AI training crawlers can pull your pages, images, and feeds at high volume. Search crawlers can also crawl your site, but they help you rank and earn traffic. You can use robots.txt to send clear crawl rules to both groups. You can block many known training bots while you keep Google, Bing, and other search bots allowed.
This guide shows how to configure robots.txt to block training bots while allowing search bots. It also explains what robots.txt can and cannot do, so you set the right expectations and add stronger controls where needed.
Key Takeaways
- robots.txt is a crawl directive file that many bots follow, but it is not a hard security barrier.

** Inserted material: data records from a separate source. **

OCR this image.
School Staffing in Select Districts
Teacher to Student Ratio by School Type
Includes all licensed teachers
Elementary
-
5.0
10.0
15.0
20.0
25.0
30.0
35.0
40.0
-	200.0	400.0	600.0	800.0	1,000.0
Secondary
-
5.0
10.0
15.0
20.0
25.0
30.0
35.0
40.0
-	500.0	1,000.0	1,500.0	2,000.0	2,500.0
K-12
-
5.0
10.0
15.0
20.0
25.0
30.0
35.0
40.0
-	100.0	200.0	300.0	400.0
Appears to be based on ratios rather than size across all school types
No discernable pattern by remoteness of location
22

- Allow major search bots (Googlebot, Bingbot) and block known AI training bots by user-agent.
- Keep your rules simple to avoid accidental deindexing, broken rendering, or blocked assets.
- Test your robots.txt with Google Search Console and live fetch checks before and after you deploy.
- Use layered controls (WAF, rate limits, bot management) for bots that ignore robots.txt.
- Document and monitor changes so you can reverse mistakes fast and track bot traffic shifts.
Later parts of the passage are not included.